Members of the media in Ferguson, Missouri, should consider renting some condos, because it doesn’t seem like the grand jury convened to hear evidence regarding Michael Brown’s death will come to a decision any time soon. In an interview with local CNN affiliate KMOV, St. Louis County prosecutor Robert McCulloch said, “The aspirational time is by mid-October to have everything completed.”
That doesn’t necessarily mean that protesters who have taken to the streets since Aug. 9 will have to wait months for any sort of legal action. U.S. Attorney General Eric Holder could also pursue charges in a federal civil rights case. CNN reports:
The most high-profile figure in President Barack Obama’s administration to visit Ferguson, Holder has stressed that the federal government is on the case and listening — both to protesters calling for Wilson’s arrest and for an end to what they describe as a heavy-handed police response, and to residents and law enforcement officers challenged with looting and violence from some in the crowd.
Holder joined dozens of FBI agents who have swarmed on the eastern Missouri city, as the U.S. Justice Department’s civil rights division probes the case.
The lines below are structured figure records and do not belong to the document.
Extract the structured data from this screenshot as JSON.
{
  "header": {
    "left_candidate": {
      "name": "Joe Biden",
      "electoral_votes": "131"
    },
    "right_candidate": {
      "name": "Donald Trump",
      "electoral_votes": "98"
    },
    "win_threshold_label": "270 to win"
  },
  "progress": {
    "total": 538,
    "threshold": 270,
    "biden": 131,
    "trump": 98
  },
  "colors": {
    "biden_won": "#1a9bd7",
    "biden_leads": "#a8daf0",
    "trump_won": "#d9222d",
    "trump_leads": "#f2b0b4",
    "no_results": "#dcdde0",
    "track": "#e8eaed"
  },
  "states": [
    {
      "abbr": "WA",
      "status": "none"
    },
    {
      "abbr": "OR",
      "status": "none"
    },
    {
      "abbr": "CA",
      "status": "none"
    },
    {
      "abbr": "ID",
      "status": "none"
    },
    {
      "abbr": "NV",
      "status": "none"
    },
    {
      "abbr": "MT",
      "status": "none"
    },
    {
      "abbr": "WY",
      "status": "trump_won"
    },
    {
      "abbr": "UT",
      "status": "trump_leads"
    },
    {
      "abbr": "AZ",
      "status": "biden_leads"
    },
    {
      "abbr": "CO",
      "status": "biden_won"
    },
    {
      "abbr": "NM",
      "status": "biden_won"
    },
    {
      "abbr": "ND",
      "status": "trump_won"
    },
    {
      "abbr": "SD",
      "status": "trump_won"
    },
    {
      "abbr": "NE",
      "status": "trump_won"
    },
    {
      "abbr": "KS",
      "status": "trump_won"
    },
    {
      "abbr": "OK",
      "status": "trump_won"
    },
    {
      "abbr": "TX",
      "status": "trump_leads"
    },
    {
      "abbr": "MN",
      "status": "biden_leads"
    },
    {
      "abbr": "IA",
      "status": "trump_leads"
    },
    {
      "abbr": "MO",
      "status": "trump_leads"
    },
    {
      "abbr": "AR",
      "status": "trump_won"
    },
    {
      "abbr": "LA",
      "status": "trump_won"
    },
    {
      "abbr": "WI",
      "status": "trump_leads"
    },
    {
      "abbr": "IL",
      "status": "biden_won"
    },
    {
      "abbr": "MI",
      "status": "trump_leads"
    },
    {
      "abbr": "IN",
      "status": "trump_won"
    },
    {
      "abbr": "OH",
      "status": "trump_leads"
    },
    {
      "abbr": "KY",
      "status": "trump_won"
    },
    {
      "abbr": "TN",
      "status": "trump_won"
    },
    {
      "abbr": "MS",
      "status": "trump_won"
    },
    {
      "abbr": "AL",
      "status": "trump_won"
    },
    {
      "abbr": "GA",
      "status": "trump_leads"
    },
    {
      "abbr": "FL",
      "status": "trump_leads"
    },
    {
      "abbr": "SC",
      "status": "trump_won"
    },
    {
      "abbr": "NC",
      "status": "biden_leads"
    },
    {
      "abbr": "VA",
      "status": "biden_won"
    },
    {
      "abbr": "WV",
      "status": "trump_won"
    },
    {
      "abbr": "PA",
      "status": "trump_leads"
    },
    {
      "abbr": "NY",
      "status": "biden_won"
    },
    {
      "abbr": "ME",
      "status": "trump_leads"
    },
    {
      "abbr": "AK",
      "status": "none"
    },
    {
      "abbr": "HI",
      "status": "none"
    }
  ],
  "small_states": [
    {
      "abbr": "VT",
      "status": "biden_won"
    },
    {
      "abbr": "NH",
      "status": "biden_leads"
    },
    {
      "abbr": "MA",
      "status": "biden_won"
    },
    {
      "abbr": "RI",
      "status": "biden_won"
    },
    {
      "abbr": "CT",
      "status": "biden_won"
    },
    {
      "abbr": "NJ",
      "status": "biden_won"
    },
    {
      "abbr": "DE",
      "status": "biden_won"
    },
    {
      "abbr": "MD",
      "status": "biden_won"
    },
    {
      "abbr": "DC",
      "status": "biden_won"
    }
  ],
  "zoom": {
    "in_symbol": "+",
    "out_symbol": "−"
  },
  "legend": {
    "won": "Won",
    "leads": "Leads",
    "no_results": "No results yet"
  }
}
But for charges and a conviction in a federal civil rights case, authorities would have to prove “racial hostility,” according to CNN senior legal analyst Jeffrey Toobin, should they argue that Wilson somehow targeted Brown. Holder himself acknowledged this distinction Wednesday, saying that he hoped all the investigative work being done has a positive impact.
It is rare to see an attorney general taking such personal interest in a case, according to the L.A. Times, and it likely indicates that Holder is attempting to make the fight for civil rights a central aspect of his tenure. “You have to understand where this case comes from and what it means to civil rights under Holder,” said Matthew Miller, a former Justice Department chief spokesman. “Go back to the beginning of his tenure, to his confirmation hearings. He made one of his key promises that he would restore the credibility of the department’s civil rights division. And he is doing that.”
During his confirmation hearings in January 2009, Holder told the Senate Judiciary Committee: “The Civil Rights Division is unique. It is in some ways the conscience of the Justice Department. And I think in some ways you can measure the success of an attorney general’s tenure by how the Civil Rights Division has done.”